Ray tends to take a backseat, though, in these first-act social scenes. They mostly come down to confrontational dialogues between Fisher’s Roz, who’s presented as a teacher of equal parts dedication to her disadvantaged students and cynicism about their prospects, and Drinkall’s Molly, whom Graham paints as idealistic and naïve.

Fisher, an actress of divine skill and empathy, is asked to sell a repugnantly pessimistic view of racial disadvantage—not class disparity, or income inequality, or any number of other more nuanced views of what might put Roz’s students further behind the starting line than Molly’s college applicants.

And that’s before we’ve even touched on Ray’s bus rides with Shatique (Patrese D. McClain), which are interspersed among the other scenes in Act I. Graham keeps it unclear for a while why Ray is on this bus every week, where he’s, as promised, the only white guy, or why he makes a point of befriending Shatique.
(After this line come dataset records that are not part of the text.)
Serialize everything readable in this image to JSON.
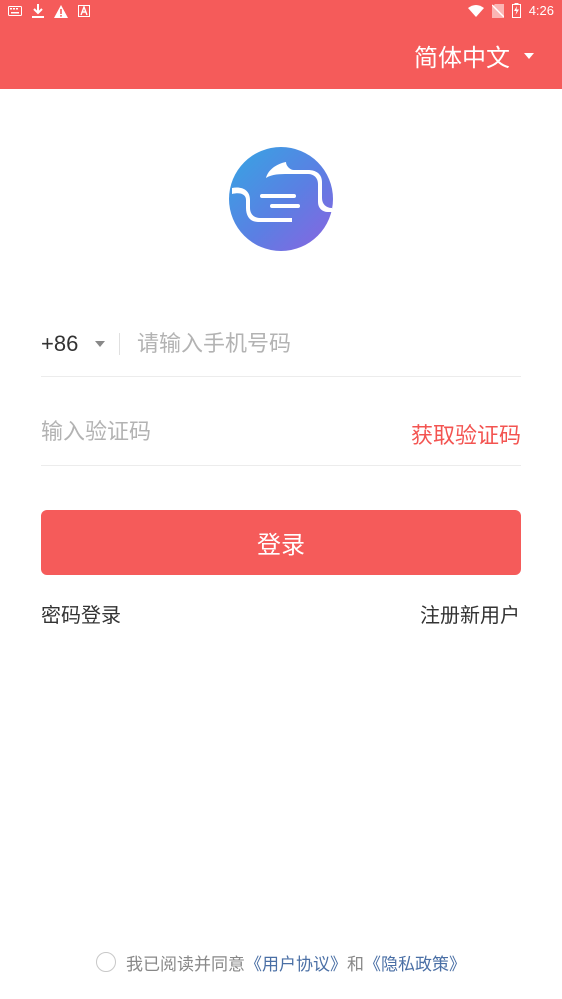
{
  "status_bar": {
    "time": "4:26",
    "left_icons": [
      "keyboard-icon",
      "download-icon",
      "warning-icon",
      "a-badge-icon"
    ],
    "right_icons": [
      "wifi-icon",
      "no-sim-icon",
      "battery-charging-icon"
    ]
  },
  "header": {
    "language": "简体中文",
    "background": "#f55b5a"
  },
  "form": {
    "country_code": "+86",
    "phone_placeholder": "请输入手机号码",
    "code_placeholder": "输入验证码",
    "get_code": "获取验证码",
    "login": "登录"
  },
  "links": {
    "password_login": "密码登录",
    "register": "注册新用户"
  },
  "agreement": {
    "prefix": "我已阅读并同意",
    "user_agreement": "《用户协议》",
    "and": "和",
    "privacy_policy": "《隐私政策》"
  },
  "colors": {
    "accent": "#f55b5a",
    "link": "#4a6fa5"
  }
}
When we do learn exactly what’s going on, right before intermission, it’s so obnoxiously sensational you could imagine daytime soap-opera showrunners turning it down.

The racial politics of Graham’s plot do get more complicated from there, if by complicated you mean the white people have their worst prejudices confirmed and the one black person onstage is made to admit she hates white people. In fact, the obsessiveness with which race comes up in these scant few conversations—mostly among a close-knit group of affluent white people—tends to beggar belief.
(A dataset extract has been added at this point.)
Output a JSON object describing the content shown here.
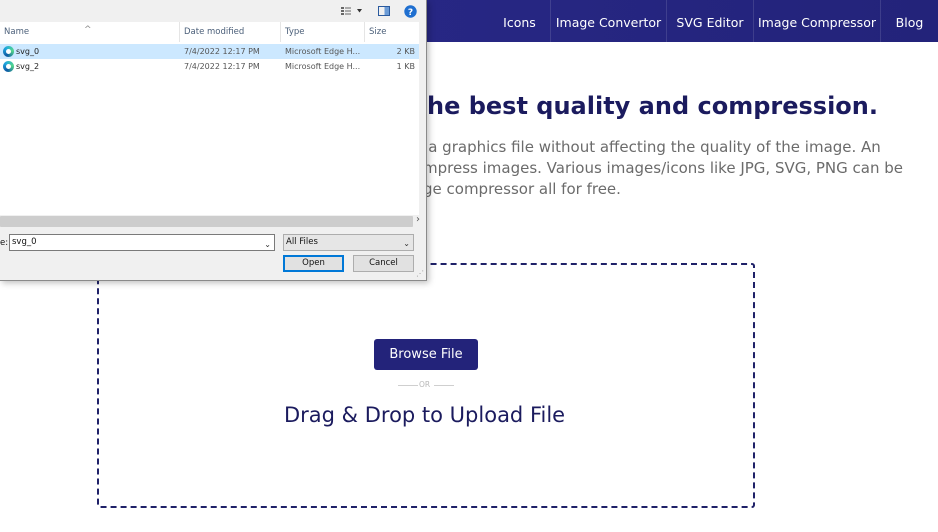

When Ray asks Shatique why she keeps bringing up the race card—right around the time he (spoiler alert) nearly chokes her to death in her own home stemming from his newfound racial hatred—I lost track of whether Graham had a message beyond “You’re right, white folks, black folks should try harder.”

BJ Jones’s wildly talented cast commits their all to the entire conceit. But seeing White Guy on the Bus on opening night, amid an almost entirely older and white Skokie audience—most of whom I have a hard time imagining taking a bus—left me wishing Graham had left his race card up his sleeve.

Northlight Theatre. By Bruce Graham. Directed by BJ Jones. With Francis Guinan, Patrese D. McClain, Mary Beth Fisher, Jordan Brown, Amanda Drinkall. Running time: 1hr 45mins; one intermission.